Next-generation custodians of Aboriginal and Torres Strait Islander culture got a leg-up from their peers and alumnae to help keep traditions alive at the first corroboree hosted by Sydney Catholic schools.
Close to 700 students from 79 Sydney Catholic primary and secondary schools performed dances from Dharug and Wiradjuri nations and the Torres Strait Islands, They had learnt dances that showed respect to native animals and the hunter-gatherer roles of their ancestors at workshops in the morning and were painted with ochre before the main event.
Primary students painted boomerangs to line the dance circle along with eucalyptus leaves at the event held at Sydney Olympic Park on 13 August and emceed by actor and former Marcellin College Randwick student Luke Carroll.
Understanding more of our culture – our performance side, our rituals, our ceremonies – and the diversity of culture was the best thing about the day.
Students cleansed the space with eucalyptus smoke before performing a welcome dance.
“It was done to focus of our connection with the land and our ancestors and was mainly about that purification from anything negative in our lives,” said TJ Pham, a Year 11 student at Freeman Catholic College Bonnyrigg who also sang at the event.
“Understanding more of our culture – our performance side, our rituals, our ceremonies – and the diversity of culture was the best thing about the day. Because we all have one commonality, I think it’s good we understand each other as people but also as people of one great community. No one had their phones on, they had put them away to communicate with one another.”
Corroborees, or aboriginal dance ceremonies, can take a ritualistic or more relaxed form. CaSPA secondary coordinator Elizabeth Mullane said the purpose of the event was to foster identity and develop students’ confidence and cultural pride.
In an era where social media and other technologies amplify questions identity, and mental health providers have recorded rising anxiety levels among teens, the significance of the opportunity to connect with culture is not lost on students.
Brigidine College Randwick new graduate Latasha Te Rangi joined the Murawadeen Goodjarga performance ensemble while in Year 9 and supported the Corroboree by performing and facilitating workshops. She said the event was valuable because of it was inclusive of all indigenous people and customs.
“Goodjarga got me to connect with other people that I never would have crossed paths with if I didn’t go there, and it was confidence building,” she said.

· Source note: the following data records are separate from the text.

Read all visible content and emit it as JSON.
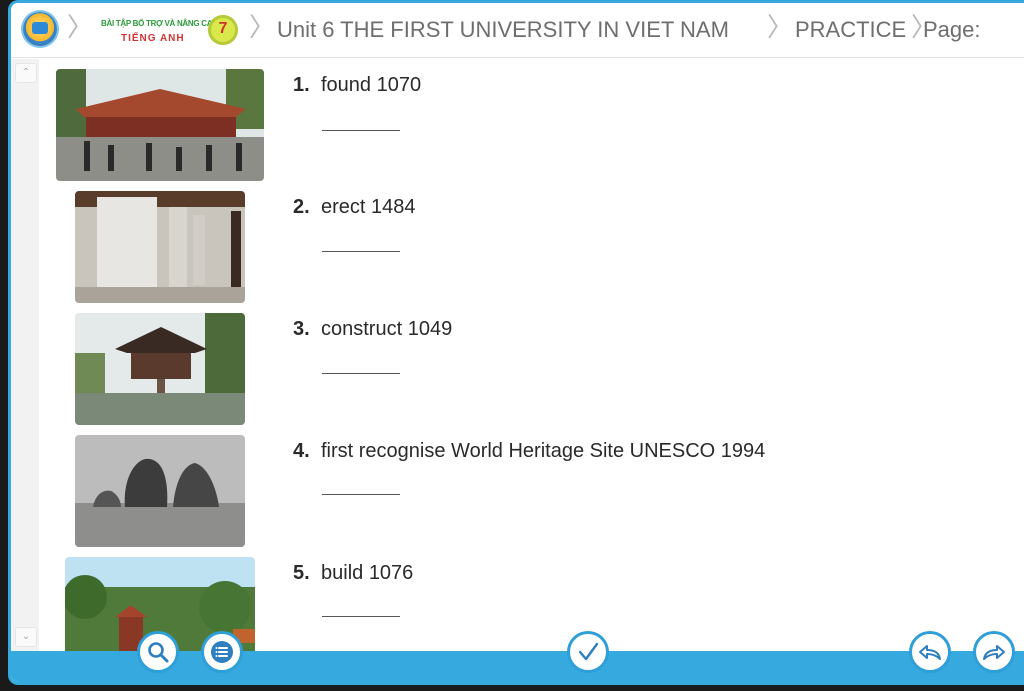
{
  "header": {
    "logo_top": "BÀI TẬP BỔ TRỢ VÀ NÂNG CAO",
    "logo_bottom": "TIẾNG ANH",
    "grade": "7",
    "breadcrumb": [
      "Unit 6 THE FIRST UNIVERSITY IN VIET NAM",
      "PRACTICE",
      "Page:"
    ]
  },
  "questions": [
    {
      "num": "1.",
      "text": "found 1070",
      "answer": ""
    },
    {
      "num": "2.",
      "text": "erect 1484",
      "answer": ""
    },
    {
      "num": "3.",
      "text": "construct 1049",
      "answer": ""
    },
    {
      "num": "4.",
      "text": "first recognise World Heritage Site UNESCO 1994",
      "answer": ""
    },
    {
      "num": "5.",
      "text": "build 1076",
      "answer": ""
    }
  ],
  "toolbar": {
    "search": "search-icon",
    "menu": "list-icon",
    "check": "check-icon",
    "back": "back-icon",
    "forward": "forward-icon"
  },
  "colors": {
    "accent": "#36a9de",
    "text": "#2a2a2a"
  }
}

“Because everyone is treated as one, it’s not stigmatised. Your acceptance is not based on what you post [on social media] or anything. Nothing phone-wise is allowed on the day. People are here to see people and connect to spirit and culture.”
Former Trinity Catholic College Auburn student Ashlee Kearney attended Corroboree 2000 at Sydney Opera House as a Year 8 student. She has since studied education and swapped classrooms for advocacy, working as a policy advisor to politicians including Barton MP Linda Burney, a proud Wiradjuri woman.
“I was the only aboriginal student in my school. For me, having this cultural identity and connection and being able to express it through dance and learning stories – that was really amazing. Now, getting older and seeing what these kids are doing too, I can see the trajectory of reconciliation.”
Ms Kearney said the link to identity and culture at school level was important.
Goodjarga got me to connect with other people that I never would have crossed paths with … it was confidence building
“We know that first nations people need a voice to be quite loud and clear,’ she said. “It’s not just one voice, it’s a lot of voices coming together because we’re not just one culture, we’re 250 different groups from across the country.”
“Helping kids to get in touch with their own identity is very important, to give them a place in this world they are living in and that can be a bit confusing for them at times,” Mr Quirk said.
“This is the oldest civilisation in the world, and that’s something to be proud of. They’re finding archaeological evidence of it that now dates back to more than 60,000 years ago. These kids are part of that and they should be able to shout about it, not cringe from it.”